Daniel Barenboim is Music Director of the Chicago Symphony Orchestra and General Music Director of the Deutsche Staatsoper Berlin. He gave his first public performance as pianist at the age of seven. He celebrated the fiftieth anniversary of that milestone in the year 2000 with a series of concerts throughout the world, culminating in a complete cycle of Beethoven piano concertos and symphonies at Carnegie Hall in New York City. He has been associated with the Bayreuth Festival since 1981.

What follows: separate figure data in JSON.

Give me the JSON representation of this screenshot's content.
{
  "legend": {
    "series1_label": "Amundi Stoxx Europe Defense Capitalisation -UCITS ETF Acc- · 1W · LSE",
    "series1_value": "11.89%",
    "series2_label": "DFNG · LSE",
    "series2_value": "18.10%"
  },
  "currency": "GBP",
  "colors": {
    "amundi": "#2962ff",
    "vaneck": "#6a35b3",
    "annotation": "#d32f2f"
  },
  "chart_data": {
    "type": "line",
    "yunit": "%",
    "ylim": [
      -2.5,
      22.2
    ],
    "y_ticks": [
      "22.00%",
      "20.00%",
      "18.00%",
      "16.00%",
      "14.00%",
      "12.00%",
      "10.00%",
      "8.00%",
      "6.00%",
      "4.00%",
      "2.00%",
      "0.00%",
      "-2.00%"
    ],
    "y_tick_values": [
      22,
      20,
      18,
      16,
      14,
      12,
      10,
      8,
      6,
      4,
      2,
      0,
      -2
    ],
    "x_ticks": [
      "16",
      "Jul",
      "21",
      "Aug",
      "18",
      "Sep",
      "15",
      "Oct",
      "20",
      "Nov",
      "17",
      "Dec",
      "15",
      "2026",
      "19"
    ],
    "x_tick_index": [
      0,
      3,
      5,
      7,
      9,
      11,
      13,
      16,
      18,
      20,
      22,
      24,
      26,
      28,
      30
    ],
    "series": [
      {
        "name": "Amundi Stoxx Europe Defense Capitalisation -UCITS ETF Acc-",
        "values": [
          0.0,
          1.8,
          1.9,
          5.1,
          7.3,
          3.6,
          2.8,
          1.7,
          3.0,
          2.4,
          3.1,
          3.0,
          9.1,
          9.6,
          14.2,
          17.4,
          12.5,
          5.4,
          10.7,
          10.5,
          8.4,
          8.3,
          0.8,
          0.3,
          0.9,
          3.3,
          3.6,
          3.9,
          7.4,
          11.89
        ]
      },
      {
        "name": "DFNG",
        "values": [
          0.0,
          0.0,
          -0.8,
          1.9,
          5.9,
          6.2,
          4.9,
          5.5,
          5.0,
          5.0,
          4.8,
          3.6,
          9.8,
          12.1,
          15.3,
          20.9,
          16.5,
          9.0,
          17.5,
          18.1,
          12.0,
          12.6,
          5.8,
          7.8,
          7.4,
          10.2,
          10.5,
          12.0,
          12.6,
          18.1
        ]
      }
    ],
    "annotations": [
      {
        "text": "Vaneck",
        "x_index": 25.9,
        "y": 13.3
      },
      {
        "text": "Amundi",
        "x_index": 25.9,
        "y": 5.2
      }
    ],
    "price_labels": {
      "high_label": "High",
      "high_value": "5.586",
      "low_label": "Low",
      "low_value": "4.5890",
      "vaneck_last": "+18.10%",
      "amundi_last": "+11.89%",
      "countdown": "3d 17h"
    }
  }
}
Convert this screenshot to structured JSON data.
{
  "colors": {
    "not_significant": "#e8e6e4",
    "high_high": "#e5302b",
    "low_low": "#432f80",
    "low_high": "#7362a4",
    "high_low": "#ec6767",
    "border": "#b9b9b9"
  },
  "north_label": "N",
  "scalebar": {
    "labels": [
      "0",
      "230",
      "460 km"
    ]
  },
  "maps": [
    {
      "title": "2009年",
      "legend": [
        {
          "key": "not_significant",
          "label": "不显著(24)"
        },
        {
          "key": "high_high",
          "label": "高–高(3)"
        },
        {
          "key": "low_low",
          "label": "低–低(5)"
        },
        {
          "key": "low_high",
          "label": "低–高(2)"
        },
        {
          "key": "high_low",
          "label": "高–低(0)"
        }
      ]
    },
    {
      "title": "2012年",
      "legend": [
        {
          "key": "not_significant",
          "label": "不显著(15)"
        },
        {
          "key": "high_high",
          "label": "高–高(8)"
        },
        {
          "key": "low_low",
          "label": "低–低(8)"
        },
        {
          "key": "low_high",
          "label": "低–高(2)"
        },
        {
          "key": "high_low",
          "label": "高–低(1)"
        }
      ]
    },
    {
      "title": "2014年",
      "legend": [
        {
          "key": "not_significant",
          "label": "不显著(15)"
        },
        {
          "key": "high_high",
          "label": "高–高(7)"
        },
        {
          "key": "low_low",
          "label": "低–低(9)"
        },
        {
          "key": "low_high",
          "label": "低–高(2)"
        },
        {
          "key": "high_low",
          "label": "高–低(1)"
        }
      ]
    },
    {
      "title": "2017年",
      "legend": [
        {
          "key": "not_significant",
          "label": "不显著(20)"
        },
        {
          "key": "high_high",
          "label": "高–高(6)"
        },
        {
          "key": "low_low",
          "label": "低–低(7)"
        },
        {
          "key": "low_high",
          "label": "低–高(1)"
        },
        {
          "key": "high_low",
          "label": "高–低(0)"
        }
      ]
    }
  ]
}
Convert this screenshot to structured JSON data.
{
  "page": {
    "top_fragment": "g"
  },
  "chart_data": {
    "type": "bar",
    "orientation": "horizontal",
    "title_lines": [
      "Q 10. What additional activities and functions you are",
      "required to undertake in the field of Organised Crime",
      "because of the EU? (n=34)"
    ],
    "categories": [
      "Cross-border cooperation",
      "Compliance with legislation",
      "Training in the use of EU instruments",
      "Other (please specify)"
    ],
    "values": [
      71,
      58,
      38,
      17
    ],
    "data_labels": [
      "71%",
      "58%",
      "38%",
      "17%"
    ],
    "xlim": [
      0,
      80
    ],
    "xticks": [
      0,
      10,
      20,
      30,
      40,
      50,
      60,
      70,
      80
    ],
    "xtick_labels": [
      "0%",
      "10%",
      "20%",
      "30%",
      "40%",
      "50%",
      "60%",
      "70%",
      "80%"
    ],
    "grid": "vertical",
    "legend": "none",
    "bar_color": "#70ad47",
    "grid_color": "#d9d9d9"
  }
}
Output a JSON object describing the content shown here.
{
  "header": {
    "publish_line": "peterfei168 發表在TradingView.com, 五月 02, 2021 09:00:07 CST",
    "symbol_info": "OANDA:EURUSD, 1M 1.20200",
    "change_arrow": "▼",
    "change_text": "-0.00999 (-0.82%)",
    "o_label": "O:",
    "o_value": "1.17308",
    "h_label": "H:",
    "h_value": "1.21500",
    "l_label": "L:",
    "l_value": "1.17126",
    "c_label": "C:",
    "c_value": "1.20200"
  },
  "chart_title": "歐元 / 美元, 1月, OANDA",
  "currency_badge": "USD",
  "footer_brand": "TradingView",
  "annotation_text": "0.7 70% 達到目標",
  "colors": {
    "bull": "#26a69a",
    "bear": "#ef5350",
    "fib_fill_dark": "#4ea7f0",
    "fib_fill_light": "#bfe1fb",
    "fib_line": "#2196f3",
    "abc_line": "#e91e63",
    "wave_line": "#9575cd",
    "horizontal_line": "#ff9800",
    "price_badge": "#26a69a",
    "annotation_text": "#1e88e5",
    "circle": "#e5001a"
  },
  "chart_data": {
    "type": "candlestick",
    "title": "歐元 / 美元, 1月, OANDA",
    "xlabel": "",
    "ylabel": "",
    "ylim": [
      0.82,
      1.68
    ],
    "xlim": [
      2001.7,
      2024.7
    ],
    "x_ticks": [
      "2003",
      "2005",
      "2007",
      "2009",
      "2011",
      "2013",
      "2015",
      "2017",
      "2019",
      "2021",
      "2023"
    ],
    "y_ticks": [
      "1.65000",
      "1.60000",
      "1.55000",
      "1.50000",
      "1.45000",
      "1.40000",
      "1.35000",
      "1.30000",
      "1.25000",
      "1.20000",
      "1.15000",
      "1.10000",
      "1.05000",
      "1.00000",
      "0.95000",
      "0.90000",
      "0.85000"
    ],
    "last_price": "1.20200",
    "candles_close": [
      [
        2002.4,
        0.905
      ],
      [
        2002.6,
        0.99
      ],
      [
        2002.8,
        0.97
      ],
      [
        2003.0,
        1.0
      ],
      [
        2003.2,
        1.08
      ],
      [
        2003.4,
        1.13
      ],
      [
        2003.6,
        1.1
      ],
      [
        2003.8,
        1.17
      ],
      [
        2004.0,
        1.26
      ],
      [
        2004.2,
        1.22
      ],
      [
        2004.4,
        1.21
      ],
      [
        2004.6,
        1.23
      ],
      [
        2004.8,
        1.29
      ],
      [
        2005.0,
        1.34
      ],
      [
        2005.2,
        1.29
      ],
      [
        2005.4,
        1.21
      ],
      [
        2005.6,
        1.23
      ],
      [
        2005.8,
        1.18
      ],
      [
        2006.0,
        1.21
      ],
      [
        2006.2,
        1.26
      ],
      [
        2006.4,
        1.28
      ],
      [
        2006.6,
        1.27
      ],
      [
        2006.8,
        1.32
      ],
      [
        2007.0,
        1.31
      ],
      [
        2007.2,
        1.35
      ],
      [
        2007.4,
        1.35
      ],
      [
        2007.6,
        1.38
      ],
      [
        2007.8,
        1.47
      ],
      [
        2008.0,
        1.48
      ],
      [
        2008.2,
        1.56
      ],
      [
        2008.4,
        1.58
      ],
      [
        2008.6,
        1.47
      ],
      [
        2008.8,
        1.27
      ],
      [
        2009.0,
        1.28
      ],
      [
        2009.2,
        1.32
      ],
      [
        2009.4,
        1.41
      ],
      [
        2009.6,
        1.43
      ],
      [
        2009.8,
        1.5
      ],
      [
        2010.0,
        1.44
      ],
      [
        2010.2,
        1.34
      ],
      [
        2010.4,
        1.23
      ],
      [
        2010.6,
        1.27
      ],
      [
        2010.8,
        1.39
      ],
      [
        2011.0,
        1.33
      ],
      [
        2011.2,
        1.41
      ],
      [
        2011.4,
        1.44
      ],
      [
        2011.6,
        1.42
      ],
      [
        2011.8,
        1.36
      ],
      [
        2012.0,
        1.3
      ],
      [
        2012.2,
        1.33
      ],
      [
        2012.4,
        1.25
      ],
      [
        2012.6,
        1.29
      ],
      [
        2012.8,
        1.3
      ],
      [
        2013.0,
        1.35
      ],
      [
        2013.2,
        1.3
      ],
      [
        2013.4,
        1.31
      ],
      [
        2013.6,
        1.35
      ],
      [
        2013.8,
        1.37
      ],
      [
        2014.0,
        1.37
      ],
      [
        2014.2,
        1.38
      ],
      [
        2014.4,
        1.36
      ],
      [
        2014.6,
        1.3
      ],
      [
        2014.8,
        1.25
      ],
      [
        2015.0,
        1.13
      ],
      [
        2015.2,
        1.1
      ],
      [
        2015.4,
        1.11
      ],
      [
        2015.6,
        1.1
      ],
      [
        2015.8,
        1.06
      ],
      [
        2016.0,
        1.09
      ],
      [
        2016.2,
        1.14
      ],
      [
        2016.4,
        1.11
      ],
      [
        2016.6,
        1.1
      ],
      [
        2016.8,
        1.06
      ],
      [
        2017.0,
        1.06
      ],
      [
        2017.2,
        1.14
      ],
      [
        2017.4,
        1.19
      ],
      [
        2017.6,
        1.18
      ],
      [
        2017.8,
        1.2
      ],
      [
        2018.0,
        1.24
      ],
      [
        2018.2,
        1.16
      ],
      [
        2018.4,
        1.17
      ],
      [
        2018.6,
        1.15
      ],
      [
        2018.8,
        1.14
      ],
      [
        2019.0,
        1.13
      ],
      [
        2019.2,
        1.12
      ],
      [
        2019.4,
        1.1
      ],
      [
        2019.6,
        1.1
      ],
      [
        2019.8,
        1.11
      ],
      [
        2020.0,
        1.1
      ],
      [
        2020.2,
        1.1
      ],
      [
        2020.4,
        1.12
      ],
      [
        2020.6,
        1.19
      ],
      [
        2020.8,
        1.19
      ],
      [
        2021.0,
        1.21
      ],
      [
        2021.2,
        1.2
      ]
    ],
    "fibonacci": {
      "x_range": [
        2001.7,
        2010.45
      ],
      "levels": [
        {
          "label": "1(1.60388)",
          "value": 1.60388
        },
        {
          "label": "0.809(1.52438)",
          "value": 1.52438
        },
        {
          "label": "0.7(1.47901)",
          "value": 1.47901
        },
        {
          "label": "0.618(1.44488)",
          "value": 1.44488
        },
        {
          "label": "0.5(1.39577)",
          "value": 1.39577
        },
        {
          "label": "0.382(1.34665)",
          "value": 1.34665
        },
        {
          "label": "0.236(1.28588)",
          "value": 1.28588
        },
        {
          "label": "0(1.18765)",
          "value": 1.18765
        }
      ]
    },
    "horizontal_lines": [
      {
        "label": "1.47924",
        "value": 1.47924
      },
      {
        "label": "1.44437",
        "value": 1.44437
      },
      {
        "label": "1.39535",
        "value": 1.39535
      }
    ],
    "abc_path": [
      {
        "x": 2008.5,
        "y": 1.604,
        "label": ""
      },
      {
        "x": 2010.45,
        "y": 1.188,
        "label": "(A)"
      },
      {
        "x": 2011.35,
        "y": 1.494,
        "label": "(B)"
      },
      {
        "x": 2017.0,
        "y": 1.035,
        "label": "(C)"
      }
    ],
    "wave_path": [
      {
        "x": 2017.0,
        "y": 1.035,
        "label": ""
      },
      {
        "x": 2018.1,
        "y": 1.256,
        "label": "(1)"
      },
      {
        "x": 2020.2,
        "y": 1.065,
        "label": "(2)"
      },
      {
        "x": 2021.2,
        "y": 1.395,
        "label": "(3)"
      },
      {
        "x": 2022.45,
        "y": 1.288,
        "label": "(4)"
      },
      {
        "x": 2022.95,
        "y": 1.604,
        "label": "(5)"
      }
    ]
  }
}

Edward W. Said was born in 1935 in Jerusalem, raised in Jerusalem and Cairo, and educated in the United States, where he attended Princeton (B.A. 1957) and Harvard (M.A. 1960; Ph.D. 1964). In 1963, he began teaching at Columbia University, where he was University Professor of English and Comparative Literature. He is the author of twenty-two books which have been translated into 35 languages, including Orientalism (1978); The Question of Palestine (1979); Covering Islam (1980); Culture and Imperialism (1993); Peace and Its Discontents (1996); and Out of Place: A Memoir (1999). Besides his academic work, he wrote a twice-monthly column for Al-Hayat and Al-Ahram; was a regular contributor to newspapers in Europe, Asia, and the Middle East; and was the music critic for The Nation. He died in 2003 in New York City.